Why Clarity Is the Goal
The purpose of technical writing is to transfer understanding from author to reader as efficiently as possible. Every other quality — concision, tone, structure — exists in service of that transfer. Cleverness, by contrast, draws attention to the author. A witty turn of phrase, an obscure reference, or an elaborately constructed sentence may flatter the writer while forcing the reader to work harder for the same information.
This matters in engineering because the cost of misunderstanding is high. A design document misread leads to a system built wrong. A code comment that obscures rather than explains misleads the next maintainer. An ambiguous incident report delays the next responder. The reader of technical prose is almost always busy, often under pressure, and frequently lacks the context the author takes for granted. Writing that is clear respects all three conditions; writing that is clever ignores them.
Write for Your Reader
Effective technical writing begins by identifying the audience and what they already know. A document for fellow engineers on the same team can assume shared vocabulary; a document for a wider audience cannot. The discipline is to write at the level of the least-informed reader the document genuinely needs to serve, defining terms and acronyms on first use and supplying the context required to follow the argument.
Knowing the reader also determines what to omit. Writers frequently include detail that interested them during the work but that the reader does not need to act. Established composition guidance emphasizes considering purpose and audience before drafting precisely because these decisions shape everything that follows. A document with a clear purpose and a known reader can be ruthlessly trimmed of everything that does not advance that purpose for that reader.
Practical Habits That Produce Clarity
Several concrete habits, drawn from widely used documentation style guidance, consistently improve engineering prose.
Prefer short sentences.
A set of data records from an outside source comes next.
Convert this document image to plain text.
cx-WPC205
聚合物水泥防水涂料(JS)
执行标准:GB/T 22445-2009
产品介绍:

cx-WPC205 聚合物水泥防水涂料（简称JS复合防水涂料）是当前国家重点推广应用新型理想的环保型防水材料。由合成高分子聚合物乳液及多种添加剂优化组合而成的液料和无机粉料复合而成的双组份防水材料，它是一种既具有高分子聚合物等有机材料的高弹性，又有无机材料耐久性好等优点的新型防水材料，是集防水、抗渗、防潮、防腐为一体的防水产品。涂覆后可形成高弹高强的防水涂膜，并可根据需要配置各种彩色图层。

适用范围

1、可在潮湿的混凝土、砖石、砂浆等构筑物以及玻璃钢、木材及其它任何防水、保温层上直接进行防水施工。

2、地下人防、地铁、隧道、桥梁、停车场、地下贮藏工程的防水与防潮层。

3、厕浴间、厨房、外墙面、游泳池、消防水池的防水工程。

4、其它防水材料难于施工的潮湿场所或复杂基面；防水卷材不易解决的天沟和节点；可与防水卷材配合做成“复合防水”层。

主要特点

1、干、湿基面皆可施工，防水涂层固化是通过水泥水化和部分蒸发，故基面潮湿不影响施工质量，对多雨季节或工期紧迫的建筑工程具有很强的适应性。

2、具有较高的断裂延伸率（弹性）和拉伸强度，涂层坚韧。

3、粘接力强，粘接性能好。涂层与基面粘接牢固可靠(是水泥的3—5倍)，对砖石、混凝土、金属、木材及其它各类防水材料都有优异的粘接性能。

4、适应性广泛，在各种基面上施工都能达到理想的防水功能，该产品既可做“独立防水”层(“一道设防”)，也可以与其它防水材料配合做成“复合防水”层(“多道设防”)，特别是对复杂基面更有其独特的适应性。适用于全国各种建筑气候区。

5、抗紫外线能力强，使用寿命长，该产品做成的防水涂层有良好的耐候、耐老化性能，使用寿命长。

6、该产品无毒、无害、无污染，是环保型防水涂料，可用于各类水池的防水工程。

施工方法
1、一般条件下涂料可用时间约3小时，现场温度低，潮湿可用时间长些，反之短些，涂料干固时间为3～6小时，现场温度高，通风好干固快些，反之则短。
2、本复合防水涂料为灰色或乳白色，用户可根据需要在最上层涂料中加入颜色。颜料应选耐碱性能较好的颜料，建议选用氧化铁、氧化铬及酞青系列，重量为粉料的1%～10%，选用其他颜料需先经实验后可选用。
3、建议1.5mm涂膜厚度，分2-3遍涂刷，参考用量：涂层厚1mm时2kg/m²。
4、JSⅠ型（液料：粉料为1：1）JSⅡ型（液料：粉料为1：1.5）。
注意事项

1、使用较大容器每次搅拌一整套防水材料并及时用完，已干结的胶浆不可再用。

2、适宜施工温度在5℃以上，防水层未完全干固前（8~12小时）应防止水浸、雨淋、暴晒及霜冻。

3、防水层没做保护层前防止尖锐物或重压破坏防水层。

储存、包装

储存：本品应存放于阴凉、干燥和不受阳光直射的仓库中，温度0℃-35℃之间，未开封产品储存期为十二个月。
A sentence that expresses one idea is easier to parse than one that chains three together with subordinate clauses. When a sentence grows long, it can usually be split.
Use plain words. Choose the simpler term over the more impressive one. “Use” is better than “utilize”; “before” is better than “prior to.” Plain words are not less precise; they are more accessible while remaining exact.
Prefer the active voice. “The scheduler retries the job” identifies who acts and reads more directly than “the job is retried.” The passive voice has legitimate uses, but it frequently hides the actor and weakens a sentence.
Write in the present tense and address the reader directly with the second person where the style permits, particularly in instructions. “Run the migration” is clearer than “the migration should be run.”
Lead with the conclusion. Engineers often replicate the chronological order of their investigation, building toward a result. A reader is better served when the key point appears first and the supporting detail follows, so that those who need only the conclusion can stop reading.
Revise Ruthlessly
A first draft records thinking; a revised draft communicates it. The decisive improvement in most technical writing comes from revision: cutting redundant sentences, replacing vague phrases with specific ones, and reordering for logical flow. A reliable test is to read the draft as the intended reader would, without the author’s context, and to remove anything that does not earn its place. In my experience, the documents that prove most useful months later are those that were cut hardest before publication.
Conclusion
Technical writing succeeds when the reader understands quickly and acts correctly, and it fails when the author’s cleverness intrudes on that goal. Writing for a specific reader, preferring short sentences and plain words, using the active voice and the leading conclusion, and revising without sentiment together produce prose that serves its purpose. Clarity is not a constraint on good engineering writing; it is the entire objective.